About : RASAM

That's this Ride Across South AMerica from Sao Paulo, Brazil to Lima, Peru. It is 5,410 kilometers or 3,360 miles, which I will ride in two segments. Part I goes from September 26 to October 17, 2004 and is from Sao Paulo, Brazil to Salta, Argentina: 2,595 kilometers / 1,612 miles. Part II dates are November 7 to December 5 and is from Salta to Lima: 2,816 kilometers or 1,749 miles. Many people ride the coast of South America, especially along the Pan American highway. Few, if any, ride across the continent. There is a dearth of support--hundreds of miles without accommodations or good supplies. The only reason I can do it is that I will go 'safari-style'. A support and gear (SAG) wagon will carry my supplies.

Curitiba 151 km, 94 miles **

Outdoor pictures have much better definition in sunlight. You won’t see much of that today, but today was a total sensory experience. Wet, cold, wind, loud trucks, bad visibility…

We awoke at 6:30a again, to darkly overcast skies. Here’s the Hotel Villa Sole where we stayed in Registro and the view from outside our rooms.

The hotel has a garden in back and the main interstate highway 100 feet in front. At breakfast Eduardo said “Usually it rains after 2:00pm, but if it rains in the morning, it rains all day.” Dalton and I set off just after 7:00a, back on the BA116 heading SW to Curitiba, and sure enough just after 8 am it started to rain.

Why am I smiling on a par 4 road (wind, rain, hills, traffic)?

Of those four factors, hills were determinate today. After the first 50km out of Registro, we took a break at a police checkpoint on the highway.

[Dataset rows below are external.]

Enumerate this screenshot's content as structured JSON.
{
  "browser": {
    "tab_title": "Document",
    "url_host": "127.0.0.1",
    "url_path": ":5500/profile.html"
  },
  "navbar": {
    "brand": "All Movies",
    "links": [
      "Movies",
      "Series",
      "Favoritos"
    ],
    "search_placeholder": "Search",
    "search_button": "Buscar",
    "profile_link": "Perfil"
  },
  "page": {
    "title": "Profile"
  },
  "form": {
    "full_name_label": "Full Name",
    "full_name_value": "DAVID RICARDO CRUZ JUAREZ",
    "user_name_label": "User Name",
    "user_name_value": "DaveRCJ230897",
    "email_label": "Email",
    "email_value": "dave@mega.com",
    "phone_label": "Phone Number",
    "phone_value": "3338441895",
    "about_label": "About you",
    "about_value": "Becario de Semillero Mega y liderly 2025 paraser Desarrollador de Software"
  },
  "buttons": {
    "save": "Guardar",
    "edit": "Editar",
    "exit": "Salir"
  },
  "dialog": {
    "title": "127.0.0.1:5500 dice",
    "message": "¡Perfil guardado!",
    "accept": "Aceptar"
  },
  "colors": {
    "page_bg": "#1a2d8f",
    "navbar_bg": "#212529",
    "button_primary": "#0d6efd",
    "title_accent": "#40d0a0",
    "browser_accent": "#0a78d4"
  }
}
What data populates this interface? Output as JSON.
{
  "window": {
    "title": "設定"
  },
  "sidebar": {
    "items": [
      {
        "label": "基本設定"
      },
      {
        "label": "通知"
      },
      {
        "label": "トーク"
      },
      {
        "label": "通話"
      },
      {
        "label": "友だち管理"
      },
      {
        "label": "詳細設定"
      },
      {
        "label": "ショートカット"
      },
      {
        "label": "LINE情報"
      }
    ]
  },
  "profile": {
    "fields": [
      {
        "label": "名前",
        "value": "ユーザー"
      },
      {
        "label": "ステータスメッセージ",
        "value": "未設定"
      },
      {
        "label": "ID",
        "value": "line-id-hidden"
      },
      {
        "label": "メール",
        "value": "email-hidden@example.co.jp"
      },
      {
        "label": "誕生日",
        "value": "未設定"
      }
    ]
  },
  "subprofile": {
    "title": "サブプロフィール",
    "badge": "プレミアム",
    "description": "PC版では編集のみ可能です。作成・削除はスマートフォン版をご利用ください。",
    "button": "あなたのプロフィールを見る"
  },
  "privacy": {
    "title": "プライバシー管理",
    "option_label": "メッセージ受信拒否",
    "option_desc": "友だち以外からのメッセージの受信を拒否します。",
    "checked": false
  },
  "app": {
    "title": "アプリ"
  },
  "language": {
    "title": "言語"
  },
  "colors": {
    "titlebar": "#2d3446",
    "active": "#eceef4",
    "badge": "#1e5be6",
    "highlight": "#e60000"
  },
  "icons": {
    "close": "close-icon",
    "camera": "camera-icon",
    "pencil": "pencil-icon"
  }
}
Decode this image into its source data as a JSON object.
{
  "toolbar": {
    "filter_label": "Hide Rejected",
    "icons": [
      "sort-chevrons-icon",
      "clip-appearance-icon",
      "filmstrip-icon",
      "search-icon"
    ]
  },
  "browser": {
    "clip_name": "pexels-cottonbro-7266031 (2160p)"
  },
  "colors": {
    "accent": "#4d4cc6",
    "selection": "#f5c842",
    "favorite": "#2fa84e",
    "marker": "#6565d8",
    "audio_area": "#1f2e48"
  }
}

It was our last moment of reasonable riding. Around a bend we hit an uneven 30 km climb that took us from 100 feet of elevation (my bike computer has an altimeter) to over 2,000.

Road conditions varied from divided four lanes with shoulders to a simple strip of asphalt. Eduardo took the photo above on part of the interstate that was basically a traffic free for all. Along the way though, there were numerous banana-selling stands. 1kilom about15 bananas costs 2 Reales, about 60 cents. If you don’t want to pay 4 cents for a banana, you can walk off the road and steal a bunch for free.

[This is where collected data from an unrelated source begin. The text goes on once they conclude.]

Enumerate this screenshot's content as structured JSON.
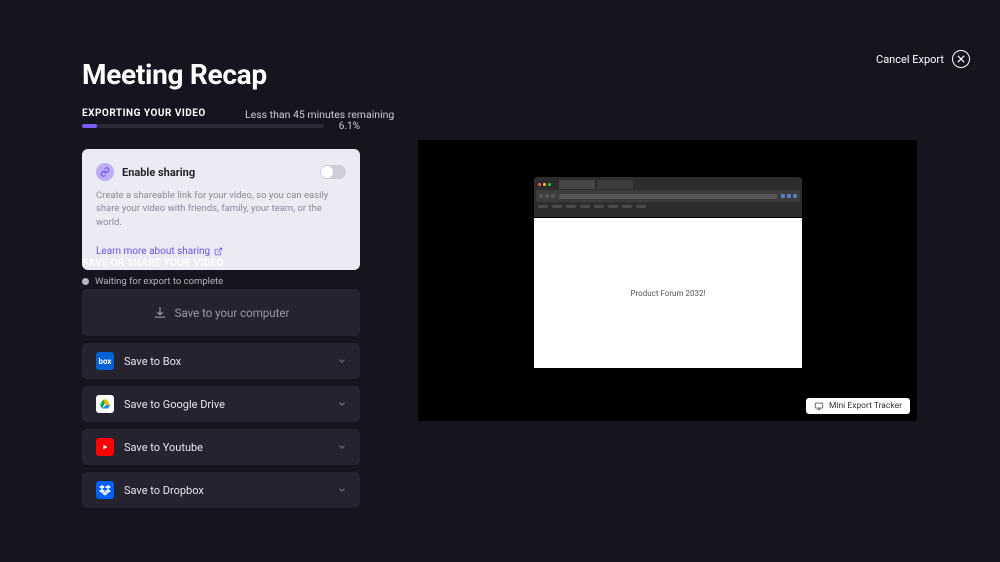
{
  "header": {
    "title": "Meeting Recap",
    "cancel_label": "Cancel Export"
  },
  "export": {
    "status_label": "EXPORTING YOUR VIDEO",
    "remaining_label": "Less than 45 minutes remaining",
    "percent": "6.1%",
    "bar_width": "6.1%"
  },
  "sharing": {
    "title": "Enable sharing",
    "description": "Create a shareable link for your video, so you can easily share your video with friends, family, your team, or the world.",
    "learn_more": "Learn more about sharing"
  },
  "save": {
    "section_label": "SAVE OR SHARE YOUR VIDEO",
    "waiting_label": "Waiting for export to complete",
    "primary_label": "Save to your computer",
    "items": [
      {
        "label": "Save to Box",
        "icon_text": "box"
      },
      {
        "label": "Save to Google Drive",
        "icon_text": ""
      },
      {
        "label": "Save to Youtube",
        "icon_text": ""
      },
      {
        "label": "Save to Dropbox",
        "icon_text": ""
      }
    ]
  },
  "preview": {
    "doc_title": "Product Forum 2032!",
    "mini_tracker_label": "Mini Export Tracker"
  }
}
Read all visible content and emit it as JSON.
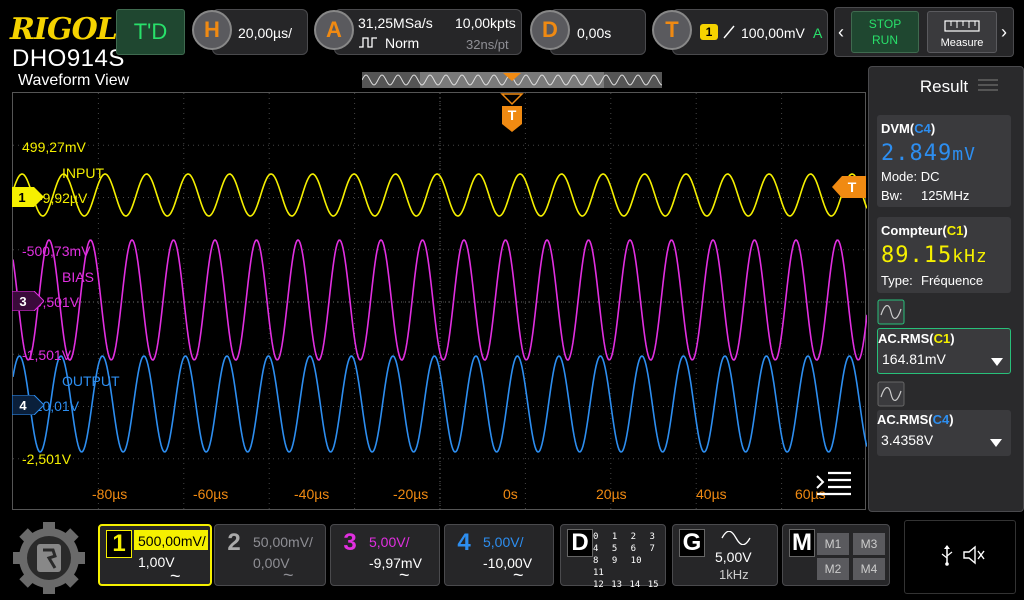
{
  "header": {
    "brand": "RIGOL",
    "model": "DHO914S",
    "td_label": "T'D",
    "horizontal": {
      "key": "H",
      "timebase": "20,00µs/"
    },
    "acquire": {
      "key": "A",
      "sample_rate": "31,25MSa/s",
      "mode": "Norm",
      "memory": "10,00kpts",
      "resolution": "32ns/pt"
    },
    "delay": {
      "key": "D",
      "value": "0,00s"
    },
    "trigger": {
      "key": "T",
      "source": "1",
      "level": "100,00mV",
      "status": "A"
    },
    "stop_label": "STOP",
    "run_label": "RUN",
    "measure_label": "Measure"
  },
  "waveform": {
    "title": "Waveform View",
    "trigger_mark": "T",
    "channels": [
      {
        "id": "1",
        "name": "INPUT",
        "scale_top": "499,27mV",
        "offset": "-9,92µV",
        "color": "#f5f000"
      },
      {
        "id": "3",
        "name": "BIAS",
        "scale_top": "-500,73mV",
        "offset": "-9,501V",
        "color": "#e12fe0"
      },
      {
        "id": "4",
        "name": "OUTPUT",
        "scale_top": "-1,501V",
        "offset": "-2,501V",
        "offset_mid": "-10,01V",
        "color": "#2d8ef0"
      }
    ],
    "x_ticks": [
      "-80µs",
      "-60µs",
      "-40µs",
      "-20µs",
      "0s",
      "20µs",
      "40µs",
      "60µs",
      "80µs"
    ]
  },
  "result": {
    "title": "Result",
    "dvm": {
      "label": "DVM(",
      "src": "C4",
      "close": ")",
      "value": "2.849",
      "unit": "mV",
      "mode": "Mode: DC",
      "bw_label": "Bw:",
      "bw_value": "125MHz"
    },
    "counter": {
      "label": "Compteur(",
      "src": "C1",
      "close": ")",
      "value": "89.15",
      "unit": "kHz",
      "type_label": "Type:",
      "type_value": "Fréquence"
    },
    "acrms1": {
      "label": "AC.RMS(",
      "src": "C1",
      "close": ")",
      "value": "164.81mV"
    },
    "acrms4": {
      "label": "AC.RMS(",
      "src": "C4",
      "close": ")",
      "value": "3.4358V"
    }
  },
  "footer": {
    "ch1": {
      "num": "1",
      "scale": "500,00mV/",
      "offset": "1,00V",
      "coupling": "~"
    },
    "ch2": {
      "num": "2",
      "scale": "50,00mV/",
      "offset": "0,00V",
      "coupling": "~"
    },
    "ch3": {
      "num": "3",
      "scale": "5,00V/",
      "offset": "-9,97mV",
      "coupling": "~"
    },
    "ch4": {
      "num": "4",
      "scale": "5,00V/",
      "offset": "-10,00V",
      "coupling": "~"
    },
    "digital": {
      "key": "D",
      "rows": [
        "0 1 2 3",
        "4 5 6 7",
        "8 9 10 11",
        "12 13 14 15"
      ]
    },
    "gen": {
      "key": "G",
      "amplitude": "5,00V",
      "freq": "1kHz"
    },
    "math": {
      "key": "M",
      "items": [
        "M1",
        "M3",
        "M2",
        "M4"
      ]
    }
  }
}
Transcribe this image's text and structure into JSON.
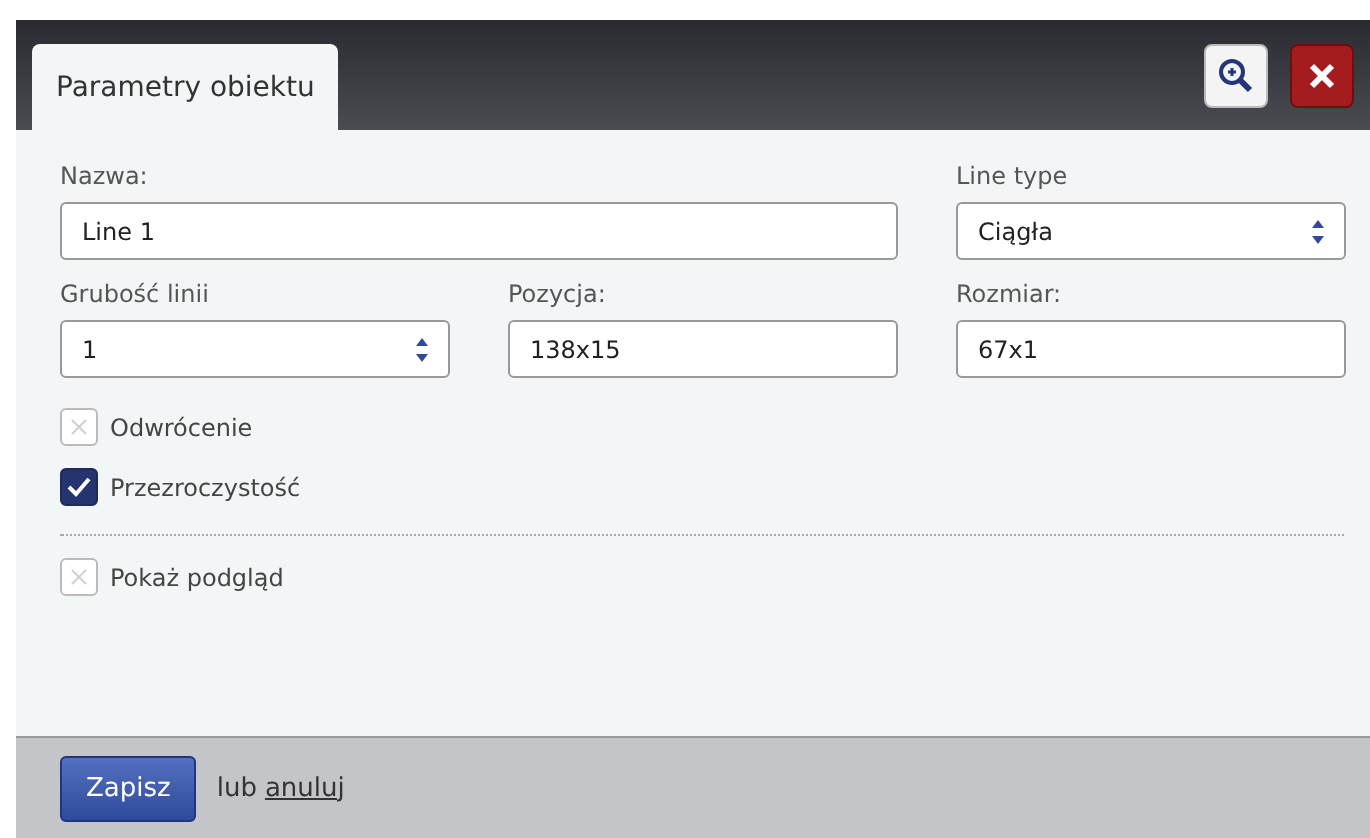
{
  "tabs": [
    {
      "label": "Parametry obiektu",
      "selected": true
    }
  ],
  "fields": [
    {
      "label": "Nazwa:",
      "value": "Line 1",
      "kind": "text"
    },
    {
      "label": "Line type",
      "value": "Ciągła",
      "kind": "select"
    },
    {
      "label": "Grubość linii",
      "value": "1",
      "kind": "spinner"
    },
    {
      "label": "Pozycja:",
      "value": "138x15",
      "kind": "text"
    },
    {
      "label": "Rozmiar:",
      "value": "67x1",
      "kind": "text"
    }
  ],
  "options": [
    {
      "label": "Odwrócenie",
      "checked": false
    },
    {
      "label": "Przezroczystość",
      "checked": true
    }
  ],
  "preview_option": {
    "label": "Pokaż podgląd",
    "checked": false
  },
  "footer": {
    "save": "Zapisz",
    "or": "lub",
    "cancel": "anuluj"
  }
}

That’s about the story of the day. We did see a political march with flags (see tomorrow’s update) after which I had a minor spill, then took an official team photo (windbreakers because it got cold as we went up) and rode through a roadside fire.

Some non-photographic notes: They don’t use lawn mowers here, it’s weed whackers for everything from your personal lawn to hundreds of miles of highway. And if they have weed-whackers handy they simply clear the roadside brush with fire down here. Many street signs pay the price. Oh, and we also saw a severed dogs head on the side of the road a bit after the giant frog that hopped away.

The hills kept us from Curitba until after dark, but we walked around before dinner. Dalton and I are enamored of the city, except for the weather. It’s our favorite Brazilian city so far – which isn’t much to say since the only two cities we’ve been to are Sao Paulo and here. But we saw a video of Rio de Janeiro on the news at the Japanese restaurant in Registro last night. A gang of kids was walking along the beach robbing people and ripping bras off women. We don’t think we’d like Rio.

We went to dinner at a Brasilian (as they spell it) or Brazillian (as the rest of the world spells it) barbecue restaurant. Dalton tested the Argentinean Malbec. Note the red and green “objects” in front of him. If you turn the small one green-side up, people rush to your table with pasta. Try it with the big one, plates of meat appear. All you can eat.